Terlihat pemandangan kaldera gunung Toba yang kini bernama Danau Toba dan ditengahnya terdapat pulau Samosir yang terbentuk karena adanya gaya up-lifting (pengangkatan). Inilah yang menyebabkan munculnya Pulau Samosir.



Yang menarik adalah terjadinya anomali gravitasi di Toba. Menurut hukum gravitasi, antara satu tempat dengan lainnya akan memiliki gaya tarik bumi sama bila mempunyai massa, ketinggian dan kerelatifan yang sama.
Jika ada materi yang lain berada di situ dengan massa berbeda, maka gaya tariknya berbeda. Bayangkan gunung meletus.
Banyak materi yang keluar, artinya kehilangan massa dan gaya tariknya berkurang. Lalu yang terjadi up-lifting (pengangkatan). Inilah yang menyebabkan munculnya Pulau Samosir.
Magma yang di bawah itu terus mendesak ke atas, pelan-pelan. Dia sudah tidak punya daya untuk meletus. Gerakan ini berusaha untuk menyesuaikan ke normal gravitasi.
Ini terjadi dalam kurun waktu ribuan tahun. Hanya Samosir yang terangkat karena daerah itu yang terlemah. Sementara daerah lainnya merupakan dinding kaldera.
Toba "Supervolcano" Lake and Samosir Island

Sedangkan nenek moyang manusia modern, Homo sapiens, mulai muncul dan tinggal di kawasan Afrika 150.000-200.000 tahun lalu. Mereka mulai bermigrasi ke luar Afrika 70.000 tahun lalu dan menyebar ke seluruh dunia. Pada periode yang lebih kurang sama, 74.000 tahun lalu, terjadi letusan dahsyat Gunung Toba ini.
Apabila dikaitkan dengan letusan Toba, temuan itu juga menunjukkan bahwa nenek moyang kita ternyata mampu bertahan dari bencana dahsyat yang berpotensi memusnahkan kehidupan.

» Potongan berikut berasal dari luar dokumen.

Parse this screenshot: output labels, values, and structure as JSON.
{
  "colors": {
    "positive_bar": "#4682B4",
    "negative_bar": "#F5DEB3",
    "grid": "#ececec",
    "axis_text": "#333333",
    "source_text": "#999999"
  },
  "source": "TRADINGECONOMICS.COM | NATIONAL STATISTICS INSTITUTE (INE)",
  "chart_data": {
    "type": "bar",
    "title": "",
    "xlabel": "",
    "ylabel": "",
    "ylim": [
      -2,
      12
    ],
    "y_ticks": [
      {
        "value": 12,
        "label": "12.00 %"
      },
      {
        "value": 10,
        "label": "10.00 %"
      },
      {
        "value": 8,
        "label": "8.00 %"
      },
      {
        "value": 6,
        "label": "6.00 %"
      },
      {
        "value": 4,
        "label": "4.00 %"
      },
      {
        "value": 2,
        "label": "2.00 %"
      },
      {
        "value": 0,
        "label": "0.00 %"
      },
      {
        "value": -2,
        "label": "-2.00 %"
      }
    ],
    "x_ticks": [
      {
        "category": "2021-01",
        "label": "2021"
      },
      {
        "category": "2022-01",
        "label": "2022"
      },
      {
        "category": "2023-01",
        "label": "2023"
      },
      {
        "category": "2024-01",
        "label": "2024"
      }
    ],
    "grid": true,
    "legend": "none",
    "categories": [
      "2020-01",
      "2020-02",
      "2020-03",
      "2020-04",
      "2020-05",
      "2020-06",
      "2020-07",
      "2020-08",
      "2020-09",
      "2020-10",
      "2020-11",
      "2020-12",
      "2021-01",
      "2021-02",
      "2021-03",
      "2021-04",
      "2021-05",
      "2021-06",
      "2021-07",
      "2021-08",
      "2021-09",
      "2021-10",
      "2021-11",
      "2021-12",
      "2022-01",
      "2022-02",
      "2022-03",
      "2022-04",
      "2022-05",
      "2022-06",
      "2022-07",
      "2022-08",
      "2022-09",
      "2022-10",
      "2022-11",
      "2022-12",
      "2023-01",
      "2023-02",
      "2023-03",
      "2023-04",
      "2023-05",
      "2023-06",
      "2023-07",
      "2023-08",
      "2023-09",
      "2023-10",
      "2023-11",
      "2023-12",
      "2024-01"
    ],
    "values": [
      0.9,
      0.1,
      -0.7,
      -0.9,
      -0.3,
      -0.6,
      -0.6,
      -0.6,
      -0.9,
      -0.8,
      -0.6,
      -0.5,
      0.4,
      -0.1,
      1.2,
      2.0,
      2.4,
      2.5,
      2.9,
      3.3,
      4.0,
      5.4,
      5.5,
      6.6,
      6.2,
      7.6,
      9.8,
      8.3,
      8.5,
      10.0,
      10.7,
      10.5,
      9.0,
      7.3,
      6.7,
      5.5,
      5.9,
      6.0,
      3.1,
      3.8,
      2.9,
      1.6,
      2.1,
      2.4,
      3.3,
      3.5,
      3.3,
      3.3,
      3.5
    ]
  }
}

Skenario survival tersebut didukung bukti dari rekam jejak DNA pada populasi di kawasan Wallacea yang menunjukkan campuran gen dengan populasi dari kawasan Sunda Besar (yang sekarang dikenal sebagai kawasan Asia Tenggara).

Selain itu, ada temuan fosil dan peninggalan manusia purba di Gua Niah, Sarawak. Dari umurnya, temuan Niah mengindikasikan bahwa manusia tidak musnah karena letusan Toba.
Para ilmuwan sangat meyakini bahwa semua supervolcano yang ada di dunia termasuk Gunung Toba pasti akan meletus kembali. Namun tidak ada yang dapat memastikan dengan akurat kapan meletus kembali. Yang ada hanyalah perkiraan.

Letusannya bisa saja terjadi esok hari atau ribuan tahun lagi. Yang jelas suatu saat danau Toba yang tercipta akibat hasil dari letusan gunung Toba pasti akan meletus kembali.